Le politiche di sfruttamento delle risorse senza limiti hanno causato danni epocali all’ambiente e fatto crescere le disuguaglianze, scatenando disperazione, guerre, conflitti, violenze e morti. Per capirci: dal 2001 ad oggi in Afghanistan sono morti in 14 anni 350 mila civili, in 3 mesi per il clima in Europa sono morte 77 mila persone. Per non parlare dei profughi climatici o delle guerre causate dal petrolio che tanto hanno a che fare con questi tristi giorni.

Pure l’Italia vive una situazione drammatica a causa dei cambiamenti climatici e delle inadeguate politiche del governo Renzi.

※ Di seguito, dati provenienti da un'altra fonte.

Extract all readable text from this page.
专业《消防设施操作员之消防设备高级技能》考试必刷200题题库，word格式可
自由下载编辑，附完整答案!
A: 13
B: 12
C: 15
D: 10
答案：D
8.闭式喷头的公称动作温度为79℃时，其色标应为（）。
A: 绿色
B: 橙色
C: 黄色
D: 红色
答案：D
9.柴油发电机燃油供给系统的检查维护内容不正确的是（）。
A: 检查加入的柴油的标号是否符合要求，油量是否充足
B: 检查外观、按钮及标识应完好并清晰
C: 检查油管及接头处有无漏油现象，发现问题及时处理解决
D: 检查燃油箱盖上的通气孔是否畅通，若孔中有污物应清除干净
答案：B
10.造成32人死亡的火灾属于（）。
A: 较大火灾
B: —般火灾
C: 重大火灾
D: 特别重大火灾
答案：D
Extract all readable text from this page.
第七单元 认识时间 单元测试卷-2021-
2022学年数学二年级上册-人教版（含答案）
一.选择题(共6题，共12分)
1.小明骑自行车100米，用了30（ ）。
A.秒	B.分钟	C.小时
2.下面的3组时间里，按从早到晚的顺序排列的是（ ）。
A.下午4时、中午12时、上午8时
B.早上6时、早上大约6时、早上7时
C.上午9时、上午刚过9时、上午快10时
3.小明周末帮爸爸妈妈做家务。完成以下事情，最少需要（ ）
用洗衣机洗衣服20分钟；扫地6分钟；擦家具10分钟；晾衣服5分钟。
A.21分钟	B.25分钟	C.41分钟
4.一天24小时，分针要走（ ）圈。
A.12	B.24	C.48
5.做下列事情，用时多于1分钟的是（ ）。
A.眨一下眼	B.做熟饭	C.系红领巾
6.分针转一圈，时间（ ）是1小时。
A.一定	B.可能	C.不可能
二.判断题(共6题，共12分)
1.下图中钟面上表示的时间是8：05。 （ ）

I dati parlano chiaro: la mobilità sostenibile o su rotaia scompaiono, la messa in sicurezza del territorio si basa su progetti datati, lo Sblocca Italia asfalta il Paese (ogni 5 mesi nel nostro Paese viene cementificata una superficie pari a quella del comune di Napoli) e trivella i nostri mari, le fonti rinnovabili sono colpite al cuore. La storia la possiamo riassumere così: mentre a Messina manca l’acqua si dice di voler costruire l‘inutile Ponte sullo Stretto.

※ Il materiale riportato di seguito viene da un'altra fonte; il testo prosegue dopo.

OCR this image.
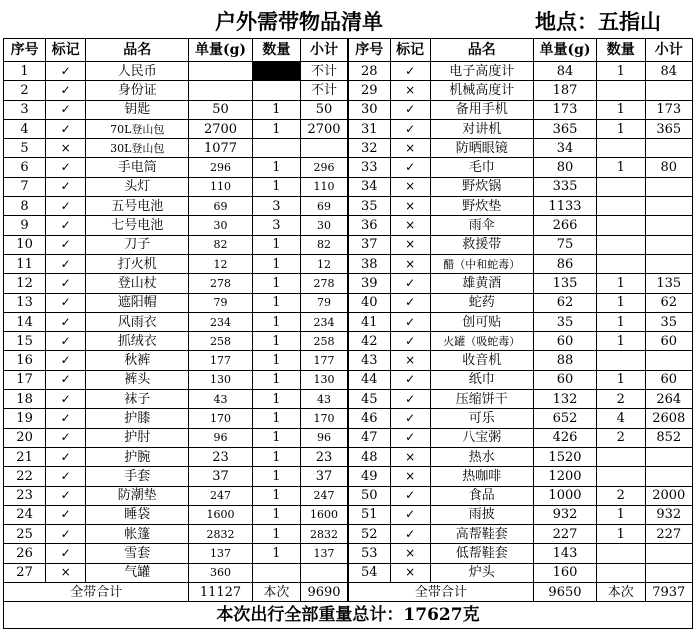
户外需带物品清单	地点：五指山
序号	标记	品名	单量(g)	数量	小计	序号	标记	品名	单量(g)	数量	小计
1	✓	人民币			不计	28	✓	电子高度计	84	1	84
2	✓	身份证			不计	29	×	机械高度计	187		
3	✓	钥匙	50	1	50	30	✓	备用手机	173	1	173
4	✓	70L登山包	2700	1	2700	31	✓	对讲机	365	1	365
5	×	30L登山包	1077			32	×	防晒眼镜	34		
6	✓	手电筒	296	1	296	33	✓	毛巾	80	1	80
7	✓	头灯	110	1	110	34	×	野炊锅	335		
8	✓	五号电池	69	3	69	35	×	野炊垫	1133		
9	✓	七号电池	30	3	30	36	×	雨伞	266		
10	✓	刀子	82	1	82	37	×	救援带	75		
11	✓	打火机	12	1	12	38	×	醋（中和蛇毒）	86		
12	✓	登山杖	278	1	278	39	✓	雄黄酒	135	1	135
13	✓	遮阳帽	79	1	79	40	✓	蛇药	62	1	62
14	✓	风雨衣	234	1	234	41	✓	创可贴	35	1	35
15	✓	抓绒衣	258	1	258	42	✓	火罐（吸蛇毒）	60	1	60
16	✓	秋裤	177	1	177	43	×	收音机	88		
17	✓	裤头	130	1	130	44	✓	纸巾	60	1	60
18	✓	袜子	43	1	43	45	✓	压缩饼干	132	2	264
19	✓	护膝	170	1	170	46	✓	可乐	652	4	2608
20	✓	护肘	96	1	96	47	✓	八宝粥	426	2	852
21	✓	护腕	23	1	23	48	×	热水	1520		
22	✓	手套	37	1	37	49	×	热咖啡	1200		
23	✓	防潮垫	247	1	247	50	✓	食品	1000	2	2000
24	✓	睡袋	1600	1	1600	51	✓	雨披	932	1	932
25	✓	帐篷	2832	1	2832	52	✓	高帮鞋套	227	1	227
26	✓	雪套	137	1	137	53	×	低帮鞋套	143		
27	×	气罐	360			54	×	炉头	160		
全带合计			11127	本次	9690	全带合计			9650	本次	7937
本次出行全部重量总计：17627克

Tra pochi giorni, a Parigi, si terrà la Conferenza sul clima Cop21: 196 Capi di Stato e di Governo discuteranno della necessità di raggiungere un accordo vincolante che conduca ad una drastica riduzione delle emissioni di CO2, al fine di scongiurare l’innalzamento di 2°C delle temperature e le conseguenze spaventose che ne deriverebbero. L’esito non è affatto scontato, anzi. Al momento l’evento parigino sembra delinearsi come la solita parata inconcludente. Per questo abbiamo bisogno di iniziative che spingano i governi a prendere impegni chiari e coerenti, in netta discontinuità con quelli adottati in questi anni. Serve una mobilitazione che promuova una spinta propulsiva verso un cambiamento forte e radicale. Per questo è importante partecipare alle marce per il clima che si terranno in tutta Italia, a partire da Roma domenica 29 novembre alle ore 14 a Campo de’ Fiori.

In questi anni, la sinistra ha capito poco o nulla della questione ecologista, relegandola a questione marginale o privilegiando il lavoro ad ogni costo. Oggi, qualunque governo, qualunque politica e qualunque sinistra che vuole chiamarsi tale non può fare altro che proporre un nuovo paradigma. Di sviluppo, di politiche pubbliche, di adattamento ai cambiamenti climatici, di gestione dei rifiuti, di utilizzo delle fonti energetiche, di agricoltura. Bisogna ripartire dalla giustizia climatica. Perché dentro non c’è solo il rispetto dell’ambiente, ma anche lavoro di qualità, tutela della salute e tutto ciò che permetterebbe di ridurre le disuguaglianze. A vantaggio del pianeta, a danno dei pochi privilegiati che si stanno arricchendo alle spalle della vita e della salute di tutti gli altri. Perché, in fondo, il punto è proprio riprendersi la nostra vita. E pure le mezze stagioni.